[Peace-discuss] Hegemony slipping thru our fingers...
C. G. Estabrook
galliher at illinois.edu
Sun Sep 27 10:56:48 CDT 2009
Venezuela hosts Afro-Latino summit
Venezuela's president has urged leaders from Africa and South America to help
form a "multipolar" world to counter Western economic dominance.
Hugo Chavez told the second South America-Africa (ASA) summit, currently being
held at the Venezuelan resort of Isla Margarita, that the summit would help the
mainly poor nations improve ties and rely less on Europe and the US.

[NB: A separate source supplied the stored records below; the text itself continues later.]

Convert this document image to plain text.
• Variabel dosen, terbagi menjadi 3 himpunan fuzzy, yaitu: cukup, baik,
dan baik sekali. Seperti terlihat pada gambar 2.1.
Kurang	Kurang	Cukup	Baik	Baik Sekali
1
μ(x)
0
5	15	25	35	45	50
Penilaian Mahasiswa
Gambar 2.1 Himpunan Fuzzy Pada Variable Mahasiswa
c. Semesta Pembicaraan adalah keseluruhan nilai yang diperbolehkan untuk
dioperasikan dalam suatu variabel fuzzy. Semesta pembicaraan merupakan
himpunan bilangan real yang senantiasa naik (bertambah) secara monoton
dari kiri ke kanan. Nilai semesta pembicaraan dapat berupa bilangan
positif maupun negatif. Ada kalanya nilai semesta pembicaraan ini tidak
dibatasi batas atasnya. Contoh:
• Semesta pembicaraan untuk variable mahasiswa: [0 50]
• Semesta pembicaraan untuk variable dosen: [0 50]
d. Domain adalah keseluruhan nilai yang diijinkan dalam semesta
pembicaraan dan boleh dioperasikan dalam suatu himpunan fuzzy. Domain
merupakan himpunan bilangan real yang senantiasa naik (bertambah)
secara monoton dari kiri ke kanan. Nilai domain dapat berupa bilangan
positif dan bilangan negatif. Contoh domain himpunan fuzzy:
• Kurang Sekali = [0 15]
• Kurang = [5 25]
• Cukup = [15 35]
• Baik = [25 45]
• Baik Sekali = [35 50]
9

"This is the beginning of the salvation of our people," Chavez said in an
opening address on Saturday to the two-day meeting attended by 28 African and
South American leaders.
"The 21st century won't be a bipolar world, it won't be unipolar. It will be
multipolar. Africa will be an important geographic, economic and social pole.

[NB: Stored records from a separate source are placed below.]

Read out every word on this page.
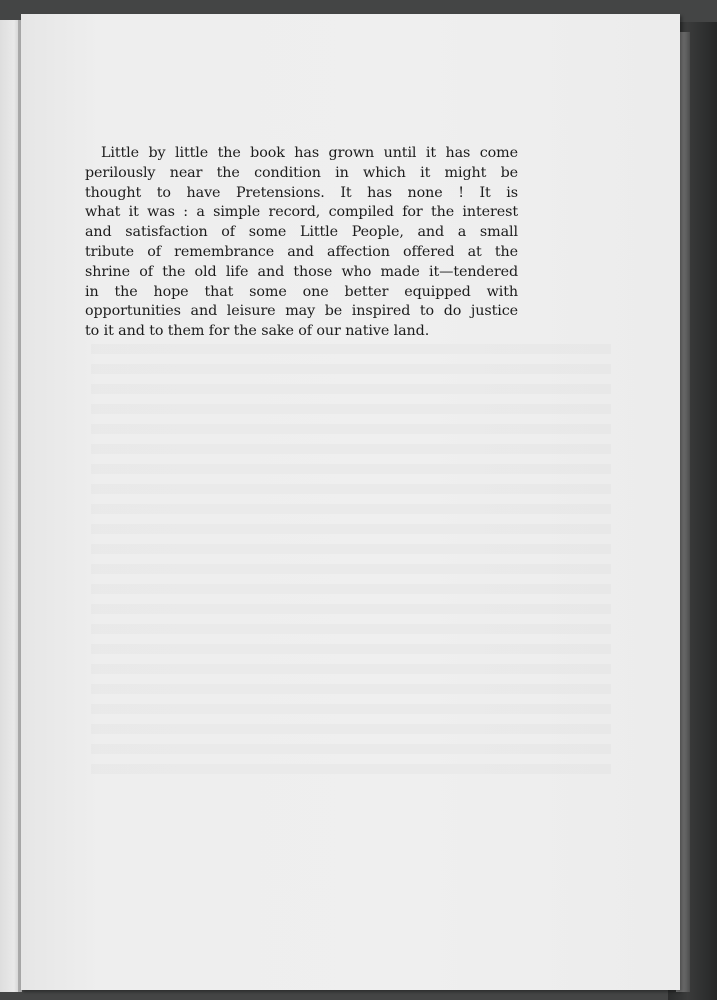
Little by little the book has grown until it has come
perilously near the condition in which it might be
thought to have Pretensions. It has none ! It is
what it was : a simple record, compiled for the interest
and satisfaction of some Little People, and a small
tribute of remembrance and affection offered at the
shrine of the old life and those who made it—tendered
in the hope that some one better equipped with
opportunities and leisure may be inspired to do justice
to it and to them for the sake of our native land.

And South America will be too."
Muammar Gaddafi, the Libyan leader, called for the creation of a "Nato of the
South" by 2011.
"The world isn't the five countries on the UN Security Council," he said.

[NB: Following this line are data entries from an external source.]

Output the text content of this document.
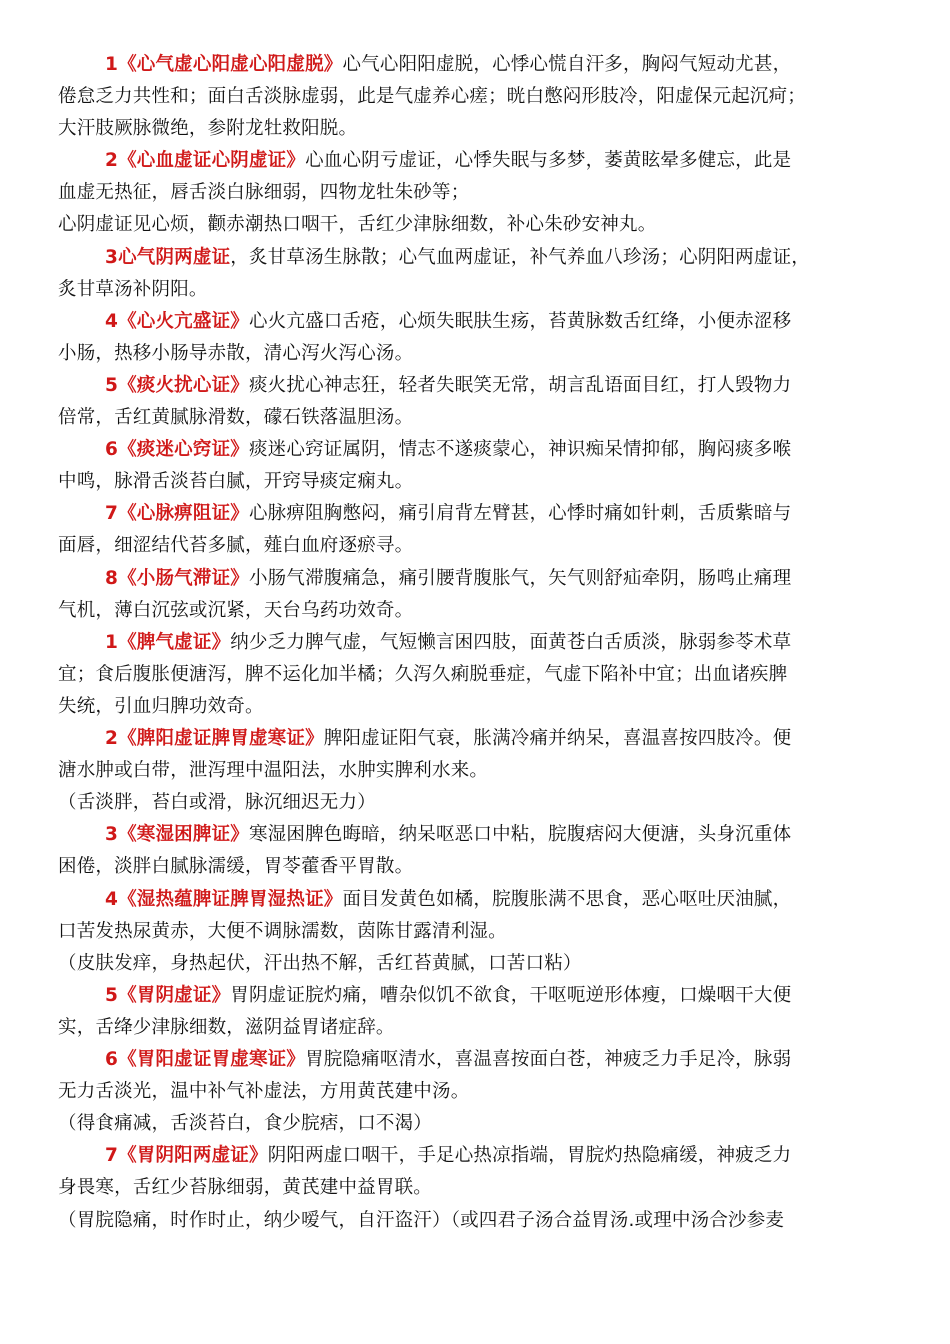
1《心气虚心阳虚心阳虚脱》心气心阳阳虚脱，心悸心慌自汗多，胸闷气短动尤甚，
倦怠乏力共性和；面白舌淡脉虚弱，此是气虚养心瘥；晄白憋闷形肢冷，阳虚保元起沉疴；
大汗肢厥脉微绝，参附龙牡救阳脱。
2《心血虚证心阴虚证》心血心阴亏虚证，心悸失眠与多梦，萎黄眩晕多健忘，此是
血虚无热征，唇舌淡白脉细弱，四物龙牡朱砂等；
心阴虚证见心烦，颧赤潮热口咽干，舌红少津脉细数，补心朱砂安神丸。
3心气阴两虚证，炙甘草汤生脉散；心气血两虚证，补气养血八珍汤；心阴阳两虚证，
炙甘草汤补阴阳。
4《心火亢盛证》心火亢盛口舌疮，心烦失眠肤生疡，苔黄脉数舌红绛，小便赤涩移
小肠，热移小肠导赤散，清心泻火泻心汤。
5《痰火扰心证》痰火扰心神志狂，轻者失眠笑无常，胡言乱语面目红，打人毁物力
倍常，舌红黄腻脉滑数，礞石铁落温胆汤。
6《痰迷心窍证》痰迷心窍证属阴，情志不遂痰蒙心，神识痴呆情抑郁，胸闷痰多喉
中鸣，脉滑舌淡苔白腻，开窍导痰定痫丸。
7《心脉痹阻证》心脉痹阻胸憋闷，痛引肩背左臂甚，心悸时痛如针刺，舌质紫暗与
面唇，细涩结代苔多腻，薤白血府逐瘀寻。
8《小肠气滞证》小肠气滞腹痛急，痛引腰背腹胀气，矢气则舒疝牵阴，肠鸣止痛理
气机，薄白沉弦或沉紧，天台乌药功效奇。
1《脾气虚证》纳少乏力脾气虚，气短懒言困四肢，面黄苍白舌质淡，脉弱参苓术草
宜；食后腹胀便溏泻，脾不运化加半橘；久泻久痢脱垂症，气虚下陷补中宜；出血诸疾脾
失统，引血归脾功效奇。
2《脾阳虚证脾胃虚寒证》脾阳虚证阳气衰，胀满冷痛并纳呆，喜温喜按四肢冷。便
溏水肿或白带，泄泻理中温阳法，水肿实脾利水来。
（舌淡胖，苔白或滑，脉沉细迟无力）
3《寒湿困脾证》寒湿困脾色晦暗，纳呆呕恶口中粘，脘腹痞闷大便溏，头身沉重体
困倦，淡胖白腻脉濡缓，胃苓藿香平胃散。
4《湿热蕴脾证脾胃湿热证》面目发黄色如橘，脘腹胀满不思食，恶心呕吐厌油腻，
口苦发热尿黄赤，大便不调脉濡数，茵陈甘露清利湿。
（皮肤发痒，身热起伏，汗出热不解，舌红苔黄腻，口苦口粘）
5《胃阴虚证》胃阴虚证脘灼痛，嘈杂似饥不欲食，干呕呃逆形体瘦，口燥咽干大便
实，舌绛少津脉细数，滋阴益胃诸症辞。
6《胃阳虚证胃虚寒证》胃脘隐痛呕清水，喜温喜按面白苍，神疲乏力手足冷，脉弱
无力舌淡光，温中补气补虚法，方用黄芪建中汤。
（得食痛减，舌淡苔白，食少脘痞，口不渴）
7《胃阴阳两虚证》阴阳两虚口咽干，手足心热凉指端，胃脘灼热隐痛缓，神疲乏力
身畏寒，舌红少苔脉细弱，黄芪建中益胃联。
（胃脘隐痛，时作时止，纳少嗳气，自汗盗汗）（或四君子汤合益胃汤.或理中汤合沙参麦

"The world's powers want to continue to hold on to their power. When they had
the chance to help us, they treated us like animals, destroyed our land. Now we
have to fight to build our own power."
Trade boosts
The leaders are expected to put together a document backing stronger links
between the two continents and urging global bodies like the UN and World Bank
to give poor countries more power.
Energy infrastructure development and joint oil project cooperation were the
central topics of the meeting.
Rafael Ramirez, the Venezuelan minister of energy and petroleum, said that
co-operation agreements will seek to build up domestic energy capacity and
resources.
"All the energy infrastructure, both in South America and in Africa, was
designed and developed to meet the energy requirements of the industrial powers
that our countries were satellites of," he lamented.
A major oil exporter, Venezuela is seeking to make ties with African states.
Chavez promised this month to build an oil refinery in Mauritania and sell crude
oil to Mali and Niger in West Africa, a region that is emerging as a major new
oil frontier.
A draft statement from the summit also highlighted the need to create new
financial architecture to regulate world markets in the light of the devastating
economic crisis, and a rejection of the drug trafficking that plagues the two
regions.
Luiz Inacio Lula da Silva, the Brazilian president, said there was "no global
challenge in the 21st Century that cannot be tackled by Africa and South America."
Other leaders present at the summit included Argentina's Cristina Kirchner,
Zimbabwe's Robert Mugabe and the Democratic Republic of Congo's Joseph Kabila.